CHAINSAWNUKAH 2018 CHECKLIST!
Searching For Bloody Pictures

TAGLINE
You Haven’t Got A Prayer. Now that’s how you do the thing, tagline writers. Simple, succinct, to the point. A+
TITLE ACCURACY
There definitely is a church, but in my opinion a more accurate title would have been DEMONS 3
LITERARY ADAPTATION?
IMDB does officially claim it is an adaptation of M. R. James’s The Treasure Of Abbot Thomas, though it shares not a single specific character, event, or setting with that story, save for the basic premise of finding a nasty creature in a hole in the vicinity of a Church. (Actually, now that I think about it, a grotesque demon head which seals the the “treasure” in its hiding place does figure in both stories. But that’s literally the sole direct similarity between the two works)  
SEQUEL?
Arguably a sequel to DEMONS and DEMONS 2, and distributed that way in some territories.
REMAKE?
None
COUNTRY OF ORIGIN
Italy, and how.
HORROR SUB-GENRE
Demons, Catholic Horror, Possession, Apocalyptic horror
SLUMMING A-LISTER?
None
BELOVED HORROR ICON?
Michele Soavi, Dario Argento, Asia Argento
NUDITY?
Maybe like, a tiny bit?

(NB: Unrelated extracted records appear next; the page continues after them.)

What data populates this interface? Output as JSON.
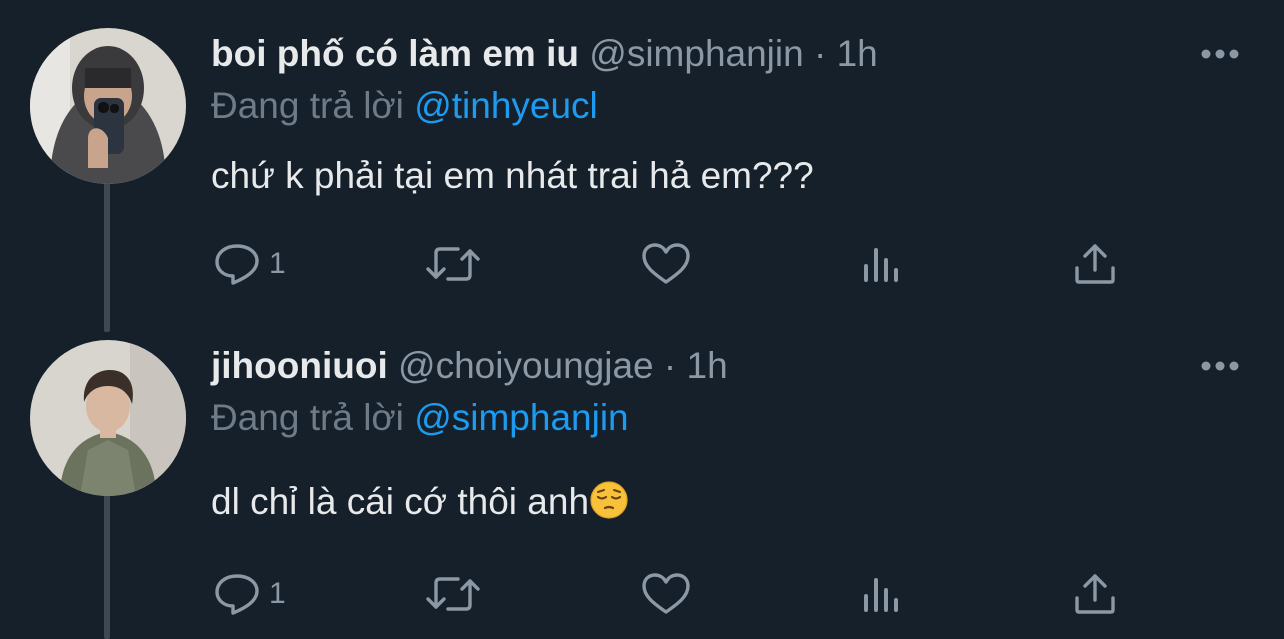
{
  "tweets": [
    {
      "display_name": "boi phố có làm em iu",
      "handle": "@simphanjin",
      "separator": "·",
      "time": "1h",
      "reply_prefix": "Đang trả lời",
      "reply_to": "@tinhyeucl",
      "text": "chứ k phải tại em nhát trai hả em???",
      "reply_count": "1"
    },
    {
      "display_name": "jihooniuoi",
      "handle": "@choiyoungjae",
      "separator": "·",
      "time": "1h",
      "reply_prefix": "Đang trả lời",
      "reply_to": "@simphanjin",
      "text": "dl chỉ là cái cớ thôi anh",
      "text_emoji": "pensive-face-emoji",
      "reply_count": "1"
    }
  ],
  "icons": {
    "more": "more-horizontal-icon",
    "reply": "reply-bubble-icon",
    "retweet": "retweet-icon",
    "like": "heart-icon",
    "views": "bar-chart-icon",
    "share": "share-upload-icon"
  },
  "colors": {
    "background": "#15202b",
    "text": "#e7e9ea",
    "muted": "#8b98a5",
    "link": "#1d9bf0",
    "thread_line": "#3d4853"
  }
}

That’s an obvious oversight for a movie like this.
SEXUAL ASSAULT?
Certainly some demonic sex with pliant, but not necessary consenting women.
WHEN ANIMALS ATTACK!
No
GHOST/ ZOMBIE / HAUNTED BUILDING?
No
POSSESSION?
Some Mind Whammy, yeah
CREEPY DOLLS?
No
EVIL CULT?
Well, Catholicism seems like maybe the bigger problem, but there is a village of people who are perceived to be heretics.
MADNESS?
Nah
TRANSMOGRIFICATION?
Baptismal Bath into Fish Monster
VOYEURISM?
Yes
MORAL OF THE STORY
Either don’t kill a village full of innocent victims, or, I guess, maybe do, but do a better job of sealing their corpses in?